Outras razões pra gostar do busão londrino é que ele é até bem confortável; está sempre limpo e bem conservado; dispõe de painel eletrônico com o nome de cada ponto de ônibus; tem espaço para cadeirante em toda a frota e comporta bastante gente (vou checar direitinho a capacidade amanhã). Além de, obviamente, ocupar menos espaço horizontal. Por isso, fiquei pensando por que não temos ônibus como esses em São Paulo.
Primeiro imaginei que houvesse algum tipo de patente envolvido. Mas aí vi esse tipo de ônibus em outros países e imaginei que não seria esse o impecilho. Nunca me ocorreu, até eu googlar a respeito, que dois andares cabem no desenho de Londres, mas pode não caber numa capital como São Paulo, que é ainda mais caótica logistica e visualmente.
Descobri, sem precisar passar da primeira página de resultados do Google, que São Paulo já tentou ter double deckers. Foi na época do Jânio Quadros, nos Anos 80, uma experiência de uns três anos. Mas os ônibus enroscavam nos fios dos trólebus, em árvores e na fiação elétrica; não passavam embaixo de viadutos (em Londres, há também ônibus de um andar apenas, que circulam em linhas com restrição de altura, por exemplo). Em alguns sites e blogs pesquisados, vi comentários negatvos de pessoas que usaram o “Fofão” (como foi apelidado) dizendo que o pé direito era muito baixo, resultando numa viagem quente e desconfortável. Também não parecia ser muito estável, nem aguentar bem nossas subidonas (aqui em Londres nunca vi uma ladeira!). Fora a polêmica em torno da ideia (e dos interesses) de um “transporte estilo europeu” no Brasil. Mas houve quem comentasse a favor da ideia, alguns dizendo que era “chique”, outros que seria uma boa economia de espaço em comparação aos ônibus articulados e que poderia dar certo em alguns corredores. [Leia mais sobre a experiência com ônibus de dois andares no Brasil no blog do Milton Jung]

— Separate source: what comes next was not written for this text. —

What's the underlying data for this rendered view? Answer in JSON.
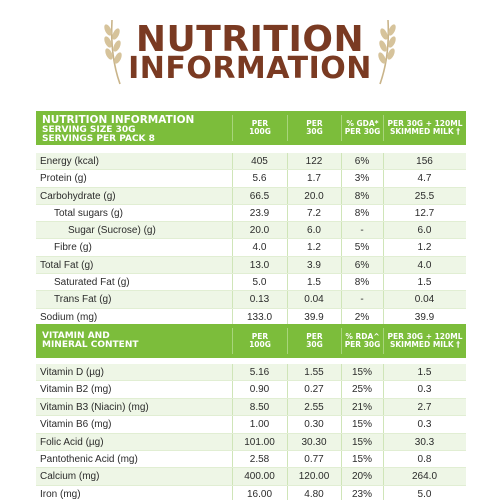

Politicagens e restrições logísticas à parte, eu acho o double decker uma alternativa de transporte bastante interessante. E gostaria que ela fosse estudada pra São Paulo de novo. Talvez dê certo pra algumas linhas e corredores, como já sugerido. Só não consigo imaginar o empurra-empurra pra descer a escada e sair do busão na hora do rush, mas é tudo uma questão de organização e educação (coisa em falta no nosso trânsito e transporte público). Só, né?… Enfim.
Ainda que não venha fazer parte da nossa frota de ônibus urbanos, os double deckers devem aparecer em Sampa como parte do projeto de City Tour oficial da cidade, previsto pra começar em Janeiro de 2012. Seguiremos, então, a tendência turística de cidades como Londres, Berlin e Paris, onde conhecer os pontos turísticos do alto de um busão sem teto (a não ser nos dias de chuva) é bastante comum. Para essas cidades listadas, e outras que visitei na Europa, acho o Bus Tour uma grande besteira, já que o sistema de tranporte público delas é bom e interessante o suficiente pro turista explorar (e as explicações do guia… bem… você consegue num guia de papel também). Já em São Paulo, acho válido, pois imagino como deve ser difícil pro turista se locomover entre diferentes pontos de interesse contando com poucas linhas de metrô, muita muvuca, muitos ônibus, muita espera e muito trânsito.
Escrever esse post começando em Londres e terminando em São Paulo – e seu caos – me fez lembrar do quanto eu sentirei falta do sistema de transporte daqui. Quando eu voltar, quero enterrar uma cápsula do tempo com o mapa do metrô londrino. Que ela seja resgatada daqui a 120 anos, quando nosso Metrô terá, mais ou menos, a mesma idade que o London Underground tem hoje. E que nossos tataranetos achem aquele mapa amarelado xinfrim perto da rede de trens voadores pelos quais eles circularão na São Paulo do Século XXII.